Le critiche di parte ricorrente, infatti, si risolvono, tutte, in una inammissibile sollecitazione di questa Corte a rivalutare, e a compiere nuovamente, il giudizio di fatto reso dalla Corte territoriale (modulandosi, quindi, secondo una prospettazione – reiterata nella memoria ex art. 378 c.p.c., – che non sarebbe stata consentita, in questa sede, neppure alla luce del vizio motivazionale di cui al previgente n. 5 dell’art. 360 c.p.c.), peraltro ponendosi in contrasto anche con il principio judex peritus peritorum, secondo cui il giudice di merito, per la soluzione di questioni di natura tecnica o scientifica, non ha alcun obbligo di nominare un consulente d’ufficio, potendo ricorrere alle conoscenze specialistiche acquisite direttamente attraverso studi o ricerche personali, ma anche esaminare direttamente la documentazione su cui si basa la relazione del consulente tecnico, così da disattenderne le argomentazioni, in quanto sorrette da motivazioni contraddittorie, o sostituirle con proprie diverse, tratte da personali cognizioni tecniche (fra le molte, Cass. n. 17757/2014; Cass. n. 30733/2017; Cass. n. 200/2021).

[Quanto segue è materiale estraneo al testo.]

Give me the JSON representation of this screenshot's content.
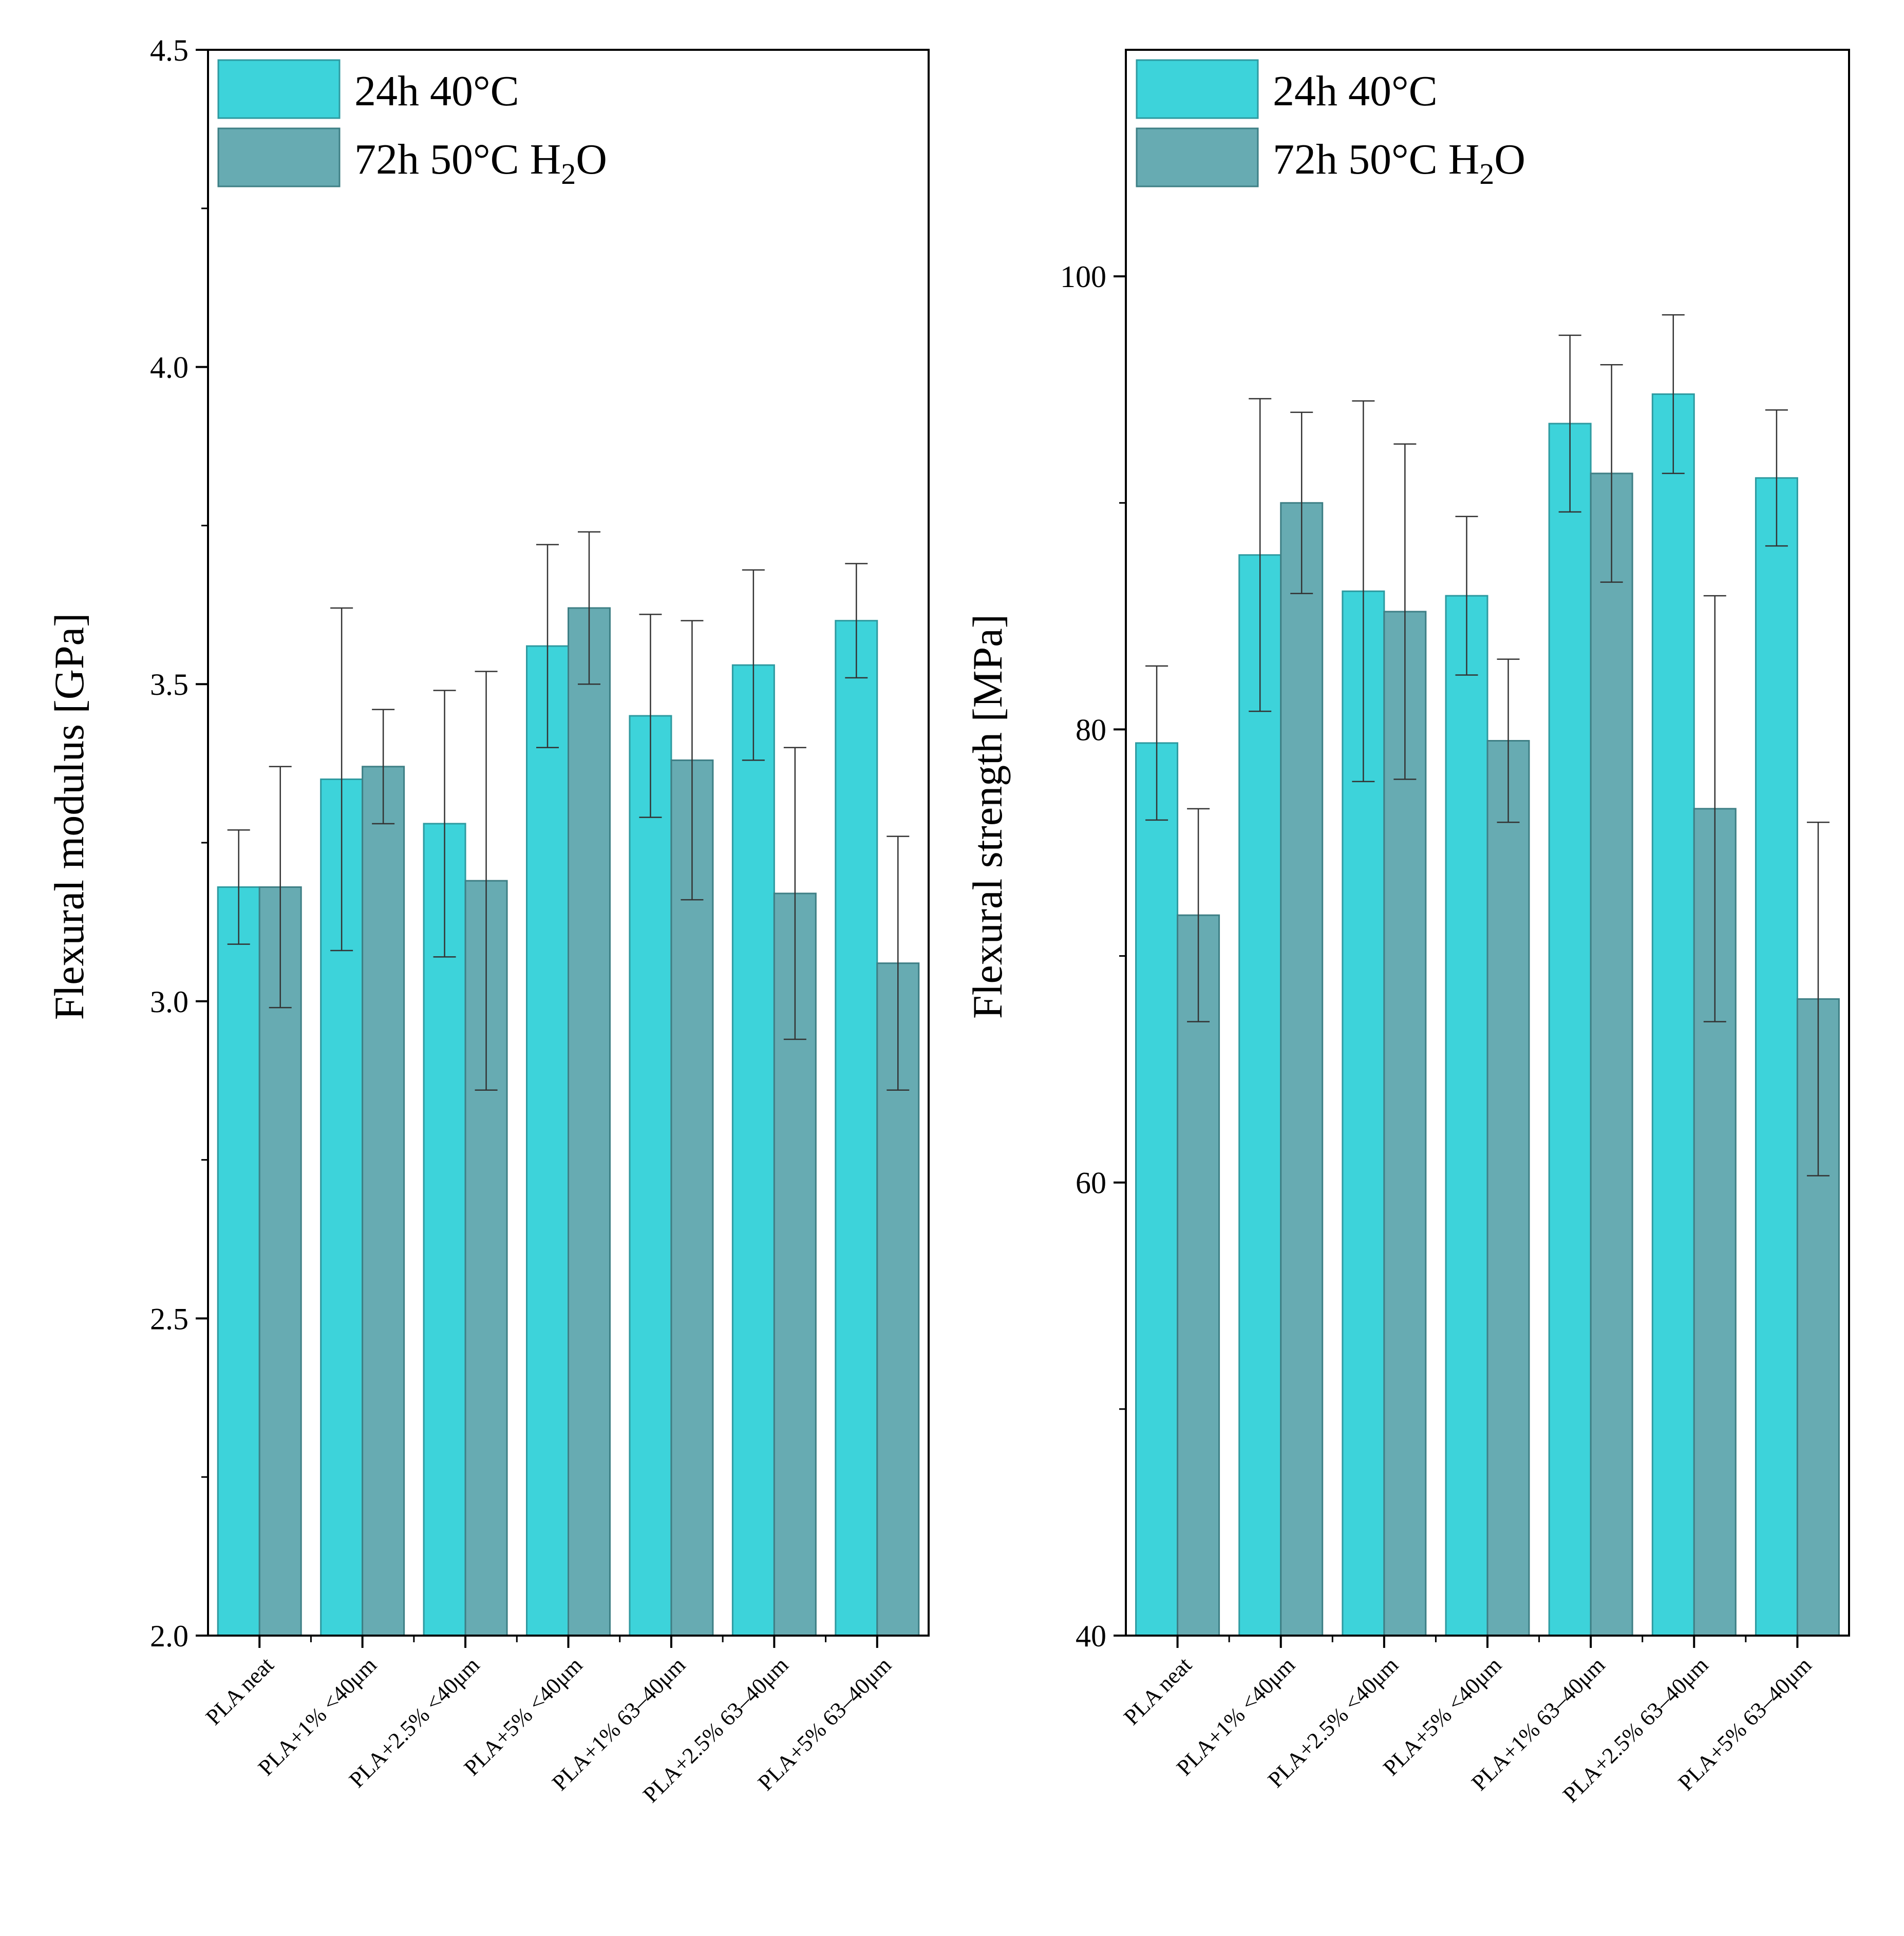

Nel caso di specie, infatti, la Corte territoriale, esaminate le conclusioni rese, nel relativo giudizio, in sede di consulenza tecnica d’ufficio, ha ritenuto, come ben poteva alla luce degli anzidetti principi, di discostarsene, motivando (cfr. sintesi al p. 2.2. dei “Fatti di causa”), in modo affatto intelligibile e coerente (sulla scorta del complessivo compendio probatorio, traendo argomenti, segnatamente, anche dalle perizie espletate in sede penale), sia sul fatto che il nesso eziologico fra l’exitus del C. e la condotta dei sanitari coinvolti non fosse affatto provato, essendo rimasta incerta la causa della morte, anche tenuto conto della regola probatoria propria della responsabilità civile, ossia del “più probabile che non” (ciò comportando, di per sé, il rigetto della domanda attorea: tra le tante, Cass. n. 18392/2017; Cass. n. 27606/2019); sia sul fatto che le condotte dei sanitari medesimi non integrassero effettivo inadempimento della prestazione dovuta.

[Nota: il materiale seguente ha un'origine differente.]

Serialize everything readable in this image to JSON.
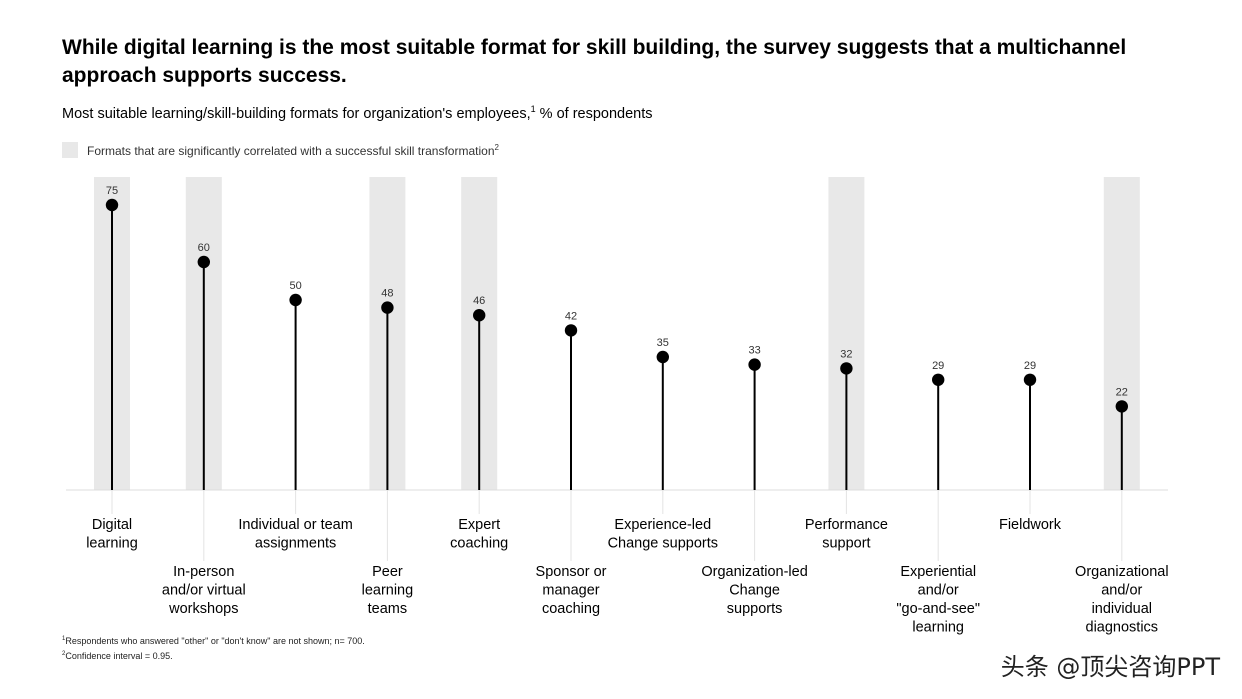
{
  "header": {
    "title": "While digital learning is the most suitable format for skill building, the survey suggests that a multichannel approach supports success.",
    "subtitle_main": "Most suitable learning/skill-building formats for organization's employees,",
    "subtitle_sup": "1",
    "subtitle_unit": " % of respondents"
  },
  "legend": {
    "label": "Formats that are significantly correlated with a successful skill transformation",
    "sup": "2",
    "color": "#e8e8e8"
  },
  "chart_data": {
    "type": "lollipop",
    "title": "",
    "xlabel": "",
    "ylabel": "",
    "ylim": [
      0,
      75
    ],
    "grid": false,
    "categories": [
      "Digital learning",
      "In-person and/or virtual workshops",
      "Individual or team assignments",
      "Peer learning teams",
      "Expert coaching",
      "Sponsor or manager coaching",
      "Experience-led Change supports",
      "Organization-led Change supports",
      "Performance support",
      "Experiential and/or \"go-and-see\" learning",
      "Fieldwork",
      "Organizational and/or individual diagnostics"
    ],
    "label_lines": [
      [
        "Digital",
        "learning"
      ],
      [
        "In-person",
        "and/or virtual",
        "workshops"
      ],
      [
        "Individual or team",
        "assignments"
      ],
      [
        "Peer",
        "learning",
        "teams"
      ],
      [
        "Expert",
        "coaching"
      ],
      [
        "Sponsor or",
        "manager",
        "coaching"
      ],
      [
        "Experience-led",
        "Change supports"
      ],
      [
        "Organization-led",
        "Change",
        "supports"
      ],
      [
        "Performance",
        "support"
      ],
      [
        "Experiential",
        "and/or",
        "\"go-and-see\"",
        "learning"
      ],
      [
        "Fieldwork"
      ],
      [
        "Organizational",
        "and/or",
        "individual",
        "diagnostics"
      ]
    ],
    "label_row": [
      "upper",
      "lower",
      "upper",
      "lower",
      "upper",
      "lower",
      "upper",
      "lower",
      "upper",
      "lower",
      "upper",
      "lower"
    ],
    "values": [
      75,
      60,
      50,
      48,
      46,
      42,
      35,
      33,
      32,
      29,
      29,
      22
    ],
    "highlighted": [
      true,
      true,
      false,
      true,
      true,
      false,
      false,
      false,
      true,
      false,
      false,
      true
    ],
    "colors": {
      "stem": "#000000",
      "dot": "#000000",
      "highlight": "#e8e8e8",
      "baseline": "#dddddd",
      "connector": "#e3e3e3"
    }
  },
  "footnotes": {
    "note1_sup": "1",
    "note1": "Respondents who answered \"other\" or \"don't know\" are not shown; n= 700.",
    "note2_sup": "2",
    "note2": "Confidence interval = 0.95."
  },
  "watermark": "头条 @顶尖咨询PPT"
}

3. – Il ricorso va, pertanto, rigettato e i ricorrenti condannati al pagamento, in favore di ciascuna parte controricorrente, delle spese del giudizio di legittimità, come liquidate in dispositivo.

PQM

rigetta il ricorso e condanna i ricorrenti al pagamento delle spese del giudizio di legittimità, che liquida, in favore di ciascuna parte controricorrente, in Euro 4.200,00, per compensi, oltre alle spese forfettarie nella misura del 15 per cento, agli esborsi liquidati in Euro 200,00, e agli accessori di legge.

Ai sensi del D.P.R. n. 115 del 2002, art. 13, comma 1 quater, dà atto della sussistenza dei presupposti per il versamento, da parte dei ricorrenti, dell’ulteriore importo a titolo di contributo unificato pari a quello dovuto per il ricorso, a norma del citato art. 13, comma 1-bis, se dovuto.

Così deciso in Roma, nella Camera di consiglio della Sezione Terza civile della Corte suprema di Cassazione, il 17 gennaio 2022.